FTL

The FTL gene provides instructions for making the ferritin light chain, which is one part (subunit) of a protein called ferritin. Ferritin is made up of 24 subunits formed into a hollow spherical molecule. The 24 subunits consist of varying numbers of the ferritin light chain and another subunit called the ferritin heavy chain, produced from the FTH1 gene. The proportion of the two subunits varies in different tissues.

Ferritin stores and releases iron in cells. Each ferritin molecule can hold as many as 4,500 iron atoms inside its spherical structure. This storage capacity allows ferritin to regulate the amount of iron in cells and tissues.

neuroferritinopathy - caused by mutations in the FTL gene

At least four mutations in the FTL gene have been identified in people with neuroferritinopathy. These mutations all affect an area of the gene known as exon 4. The most common mutation detected in people with this disorder inserts the DNA building block (nucleotide) adenine between positions 460 and 461 in the gene sequence. Researchers believe that most families with this mutation descend from a common ancestor who lived in northwest England before 1800. Three other known mutations are each found in a single individual or family affected by neuroferritinopathy.

Mutations in the FTL gene that cause neuroferritinopathy are believed to reduce ferritin's ability to store iron, resulting in the release of excess iron in nerve cells (neurons) of the brain. The cells may respond by producing more ferritin in an attempt to handle the free iron. Excess iron and ferritin accumulate in the brain, particularly in certain regions that help to control movement (basal ganglia), resulting in the movement problems and other neurological changes seen in neuroferritinopathy.

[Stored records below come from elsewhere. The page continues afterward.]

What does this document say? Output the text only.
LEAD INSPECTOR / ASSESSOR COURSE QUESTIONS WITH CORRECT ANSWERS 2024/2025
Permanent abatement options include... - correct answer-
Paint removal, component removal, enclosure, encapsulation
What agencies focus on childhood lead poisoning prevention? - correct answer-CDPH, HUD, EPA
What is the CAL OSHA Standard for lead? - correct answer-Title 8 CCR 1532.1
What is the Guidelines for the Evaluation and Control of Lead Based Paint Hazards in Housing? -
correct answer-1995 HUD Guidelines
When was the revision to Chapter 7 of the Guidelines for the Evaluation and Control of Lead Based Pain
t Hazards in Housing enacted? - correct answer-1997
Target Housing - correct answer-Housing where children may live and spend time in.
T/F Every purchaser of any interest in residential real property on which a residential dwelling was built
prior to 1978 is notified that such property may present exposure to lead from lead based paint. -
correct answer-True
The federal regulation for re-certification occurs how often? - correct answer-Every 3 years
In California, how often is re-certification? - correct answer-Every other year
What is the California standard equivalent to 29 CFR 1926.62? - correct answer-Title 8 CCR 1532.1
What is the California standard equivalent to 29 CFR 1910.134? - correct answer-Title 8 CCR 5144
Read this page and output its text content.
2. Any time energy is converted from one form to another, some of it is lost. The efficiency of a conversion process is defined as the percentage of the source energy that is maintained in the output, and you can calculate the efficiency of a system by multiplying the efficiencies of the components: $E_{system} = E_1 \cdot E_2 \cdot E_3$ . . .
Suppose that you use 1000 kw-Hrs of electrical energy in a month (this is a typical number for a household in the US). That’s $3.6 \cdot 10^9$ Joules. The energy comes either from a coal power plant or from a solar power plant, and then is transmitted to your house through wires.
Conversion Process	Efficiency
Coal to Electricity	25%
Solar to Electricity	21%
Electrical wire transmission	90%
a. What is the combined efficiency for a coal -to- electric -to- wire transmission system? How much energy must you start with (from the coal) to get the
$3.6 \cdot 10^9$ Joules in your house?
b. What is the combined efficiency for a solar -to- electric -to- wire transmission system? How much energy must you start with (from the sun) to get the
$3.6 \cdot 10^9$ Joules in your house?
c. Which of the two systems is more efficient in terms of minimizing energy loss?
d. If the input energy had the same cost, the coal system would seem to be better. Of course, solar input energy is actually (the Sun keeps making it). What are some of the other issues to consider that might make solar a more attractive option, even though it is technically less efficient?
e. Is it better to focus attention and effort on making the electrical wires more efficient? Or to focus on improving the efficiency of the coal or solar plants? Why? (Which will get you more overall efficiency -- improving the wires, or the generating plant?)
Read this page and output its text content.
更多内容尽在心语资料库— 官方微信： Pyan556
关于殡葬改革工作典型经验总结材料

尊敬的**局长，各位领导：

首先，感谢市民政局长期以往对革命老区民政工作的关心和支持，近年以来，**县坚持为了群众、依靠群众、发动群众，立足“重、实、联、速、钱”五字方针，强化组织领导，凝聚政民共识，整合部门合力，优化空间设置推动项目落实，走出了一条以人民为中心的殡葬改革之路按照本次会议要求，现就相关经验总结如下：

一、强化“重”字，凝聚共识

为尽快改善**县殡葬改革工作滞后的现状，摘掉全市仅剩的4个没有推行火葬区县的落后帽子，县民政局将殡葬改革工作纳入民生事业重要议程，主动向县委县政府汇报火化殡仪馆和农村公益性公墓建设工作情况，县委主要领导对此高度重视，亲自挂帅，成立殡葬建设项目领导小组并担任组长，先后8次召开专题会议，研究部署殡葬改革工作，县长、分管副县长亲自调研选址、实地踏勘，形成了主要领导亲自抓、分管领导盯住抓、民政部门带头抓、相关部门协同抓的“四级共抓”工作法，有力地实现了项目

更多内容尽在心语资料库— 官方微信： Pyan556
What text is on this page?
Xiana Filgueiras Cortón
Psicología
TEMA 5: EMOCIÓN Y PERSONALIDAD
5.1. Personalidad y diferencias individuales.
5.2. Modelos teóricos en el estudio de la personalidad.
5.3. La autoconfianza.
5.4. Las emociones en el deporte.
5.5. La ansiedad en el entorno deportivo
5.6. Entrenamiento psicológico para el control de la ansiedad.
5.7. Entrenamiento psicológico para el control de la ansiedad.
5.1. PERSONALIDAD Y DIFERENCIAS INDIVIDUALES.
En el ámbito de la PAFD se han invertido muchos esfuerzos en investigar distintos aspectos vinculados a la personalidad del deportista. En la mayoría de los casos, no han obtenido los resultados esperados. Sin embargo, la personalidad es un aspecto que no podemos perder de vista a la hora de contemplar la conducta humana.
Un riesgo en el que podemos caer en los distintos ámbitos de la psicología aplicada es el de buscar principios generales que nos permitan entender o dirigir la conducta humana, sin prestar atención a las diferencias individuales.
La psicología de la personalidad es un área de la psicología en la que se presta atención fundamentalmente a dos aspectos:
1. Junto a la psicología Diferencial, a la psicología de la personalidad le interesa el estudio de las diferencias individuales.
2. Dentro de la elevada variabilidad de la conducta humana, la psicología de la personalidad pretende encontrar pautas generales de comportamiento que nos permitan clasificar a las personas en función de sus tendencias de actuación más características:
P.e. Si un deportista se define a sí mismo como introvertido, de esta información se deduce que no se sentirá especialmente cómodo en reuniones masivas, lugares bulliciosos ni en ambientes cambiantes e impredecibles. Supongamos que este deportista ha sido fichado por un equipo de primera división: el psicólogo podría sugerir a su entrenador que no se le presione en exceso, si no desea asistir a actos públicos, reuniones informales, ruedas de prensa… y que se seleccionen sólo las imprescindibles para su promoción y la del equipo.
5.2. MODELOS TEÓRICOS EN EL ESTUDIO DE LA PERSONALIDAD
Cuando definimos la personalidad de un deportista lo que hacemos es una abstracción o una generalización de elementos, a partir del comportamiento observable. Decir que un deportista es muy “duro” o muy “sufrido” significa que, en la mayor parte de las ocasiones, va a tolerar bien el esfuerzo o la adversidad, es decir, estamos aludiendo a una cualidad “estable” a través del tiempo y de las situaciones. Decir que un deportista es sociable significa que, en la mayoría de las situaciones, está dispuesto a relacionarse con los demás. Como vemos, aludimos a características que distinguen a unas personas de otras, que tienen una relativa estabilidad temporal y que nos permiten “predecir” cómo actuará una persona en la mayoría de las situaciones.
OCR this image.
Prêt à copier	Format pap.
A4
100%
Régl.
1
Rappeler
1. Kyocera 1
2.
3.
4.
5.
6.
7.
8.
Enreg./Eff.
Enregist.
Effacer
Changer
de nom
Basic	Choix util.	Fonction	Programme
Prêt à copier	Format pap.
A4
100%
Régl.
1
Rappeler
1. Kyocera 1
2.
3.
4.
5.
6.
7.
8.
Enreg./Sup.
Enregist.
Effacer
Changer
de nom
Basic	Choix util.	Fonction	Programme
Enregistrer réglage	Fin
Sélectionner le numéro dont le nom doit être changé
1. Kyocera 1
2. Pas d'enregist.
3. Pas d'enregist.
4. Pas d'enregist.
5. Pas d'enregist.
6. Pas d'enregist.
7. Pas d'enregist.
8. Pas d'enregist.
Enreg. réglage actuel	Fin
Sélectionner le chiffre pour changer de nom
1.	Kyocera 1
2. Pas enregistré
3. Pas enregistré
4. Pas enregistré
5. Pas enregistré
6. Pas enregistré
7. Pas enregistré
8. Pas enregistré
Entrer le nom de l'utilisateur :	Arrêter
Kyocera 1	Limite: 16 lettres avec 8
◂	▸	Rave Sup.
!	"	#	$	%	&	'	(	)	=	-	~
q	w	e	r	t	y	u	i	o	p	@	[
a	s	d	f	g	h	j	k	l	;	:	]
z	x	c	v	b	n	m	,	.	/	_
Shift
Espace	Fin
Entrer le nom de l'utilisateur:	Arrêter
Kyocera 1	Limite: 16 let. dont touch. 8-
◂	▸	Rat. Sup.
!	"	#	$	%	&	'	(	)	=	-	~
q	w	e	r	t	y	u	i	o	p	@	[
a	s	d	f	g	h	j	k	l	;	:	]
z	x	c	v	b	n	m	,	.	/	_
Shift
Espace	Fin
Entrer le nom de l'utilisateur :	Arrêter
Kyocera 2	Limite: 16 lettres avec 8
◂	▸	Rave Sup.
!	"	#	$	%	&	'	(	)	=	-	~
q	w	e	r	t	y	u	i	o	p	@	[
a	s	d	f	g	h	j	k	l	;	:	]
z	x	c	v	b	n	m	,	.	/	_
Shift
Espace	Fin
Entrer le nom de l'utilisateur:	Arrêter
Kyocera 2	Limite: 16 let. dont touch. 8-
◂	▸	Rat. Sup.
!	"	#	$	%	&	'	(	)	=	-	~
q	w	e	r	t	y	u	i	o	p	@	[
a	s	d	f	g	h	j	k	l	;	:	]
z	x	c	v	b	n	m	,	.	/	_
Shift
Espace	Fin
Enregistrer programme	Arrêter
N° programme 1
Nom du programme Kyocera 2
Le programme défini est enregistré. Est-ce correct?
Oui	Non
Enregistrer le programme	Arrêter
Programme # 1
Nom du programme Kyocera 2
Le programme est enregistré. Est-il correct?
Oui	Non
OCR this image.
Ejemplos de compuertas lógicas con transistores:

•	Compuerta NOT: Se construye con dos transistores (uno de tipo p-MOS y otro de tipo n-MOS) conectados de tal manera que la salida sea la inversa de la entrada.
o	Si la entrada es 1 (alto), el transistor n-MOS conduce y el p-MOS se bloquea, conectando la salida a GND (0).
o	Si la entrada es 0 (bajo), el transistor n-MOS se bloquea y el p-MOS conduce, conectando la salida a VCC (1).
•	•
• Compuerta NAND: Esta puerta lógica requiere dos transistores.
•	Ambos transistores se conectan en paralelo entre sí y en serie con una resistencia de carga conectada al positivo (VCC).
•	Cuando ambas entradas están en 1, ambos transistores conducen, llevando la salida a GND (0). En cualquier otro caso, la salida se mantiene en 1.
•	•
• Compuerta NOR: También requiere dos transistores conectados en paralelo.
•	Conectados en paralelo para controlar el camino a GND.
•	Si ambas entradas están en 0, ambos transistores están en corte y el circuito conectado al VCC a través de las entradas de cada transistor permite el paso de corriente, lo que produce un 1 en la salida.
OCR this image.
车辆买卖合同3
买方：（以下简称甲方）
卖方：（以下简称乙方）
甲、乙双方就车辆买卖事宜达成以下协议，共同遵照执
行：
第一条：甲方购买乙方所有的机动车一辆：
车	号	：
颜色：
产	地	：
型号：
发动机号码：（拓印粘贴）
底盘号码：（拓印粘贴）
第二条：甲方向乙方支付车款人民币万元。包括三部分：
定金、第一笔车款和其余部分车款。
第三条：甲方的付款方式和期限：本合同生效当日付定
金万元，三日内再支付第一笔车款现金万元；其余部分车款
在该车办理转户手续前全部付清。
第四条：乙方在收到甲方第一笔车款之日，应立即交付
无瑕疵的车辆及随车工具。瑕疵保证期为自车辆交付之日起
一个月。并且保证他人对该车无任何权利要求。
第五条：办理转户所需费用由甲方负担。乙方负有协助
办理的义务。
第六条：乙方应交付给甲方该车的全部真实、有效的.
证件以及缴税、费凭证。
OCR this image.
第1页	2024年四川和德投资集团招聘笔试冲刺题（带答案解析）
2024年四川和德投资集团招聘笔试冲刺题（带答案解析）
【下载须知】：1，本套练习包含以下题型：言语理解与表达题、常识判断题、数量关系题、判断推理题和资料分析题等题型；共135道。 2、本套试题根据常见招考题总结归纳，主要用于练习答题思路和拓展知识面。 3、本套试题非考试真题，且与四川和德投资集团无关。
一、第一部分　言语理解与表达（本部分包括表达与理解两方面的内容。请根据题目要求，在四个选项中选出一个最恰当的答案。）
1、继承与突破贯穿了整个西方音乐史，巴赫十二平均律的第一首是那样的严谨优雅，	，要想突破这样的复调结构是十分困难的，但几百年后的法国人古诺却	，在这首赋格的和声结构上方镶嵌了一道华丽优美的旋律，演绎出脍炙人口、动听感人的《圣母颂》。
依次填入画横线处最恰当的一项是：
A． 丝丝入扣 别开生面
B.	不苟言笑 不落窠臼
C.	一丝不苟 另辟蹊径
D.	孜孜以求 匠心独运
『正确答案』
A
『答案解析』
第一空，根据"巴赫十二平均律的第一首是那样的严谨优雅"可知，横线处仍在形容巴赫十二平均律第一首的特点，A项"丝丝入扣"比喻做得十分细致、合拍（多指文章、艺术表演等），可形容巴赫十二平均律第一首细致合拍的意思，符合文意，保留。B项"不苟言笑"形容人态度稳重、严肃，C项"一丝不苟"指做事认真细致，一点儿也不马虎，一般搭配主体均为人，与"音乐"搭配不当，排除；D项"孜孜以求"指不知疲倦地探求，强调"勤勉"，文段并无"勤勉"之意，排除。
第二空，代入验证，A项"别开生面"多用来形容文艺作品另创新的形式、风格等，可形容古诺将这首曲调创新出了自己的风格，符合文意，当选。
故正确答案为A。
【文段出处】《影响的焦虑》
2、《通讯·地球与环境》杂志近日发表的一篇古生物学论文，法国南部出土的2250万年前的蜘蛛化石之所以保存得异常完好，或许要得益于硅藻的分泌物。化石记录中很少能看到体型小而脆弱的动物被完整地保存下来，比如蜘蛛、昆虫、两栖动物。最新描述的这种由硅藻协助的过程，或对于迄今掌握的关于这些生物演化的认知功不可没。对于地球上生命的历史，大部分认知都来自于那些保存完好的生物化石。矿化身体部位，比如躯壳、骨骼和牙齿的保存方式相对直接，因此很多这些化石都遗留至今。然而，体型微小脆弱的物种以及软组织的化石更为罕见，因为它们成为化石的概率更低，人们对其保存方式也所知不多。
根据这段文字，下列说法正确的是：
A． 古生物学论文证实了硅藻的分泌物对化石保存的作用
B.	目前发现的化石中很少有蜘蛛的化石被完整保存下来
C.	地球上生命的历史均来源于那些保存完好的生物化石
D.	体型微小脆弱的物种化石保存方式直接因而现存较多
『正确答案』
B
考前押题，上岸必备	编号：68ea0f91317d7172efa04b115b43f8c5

other disorders - caused by mutations in the FTL gene

A disorder called hyperferritinemia-cataract syndrome is also caused by mutations in the FTL gene. Mutations that cause this disorder are found in a segment of the gene called the iron responsive element (IRE), in a larger area called the 5-prime noncoding region.

Individuals affected by this disorder have an excess of ferritin in the blood (hyperferritinemia) and clouding of the lens of the eyes (cataracts). Mutations in the IRE interfere with binding to a protein called the iron regulatory protein (IRP), which helps control the activity (expression) of the FTL gene. Impaired IRP binding disrupts the regulation of ferritin production, resulting in excess ferritin in the body. Accumulation of ferritin in the lens of the eyes is believed to cause the cataracts seen in this disorder.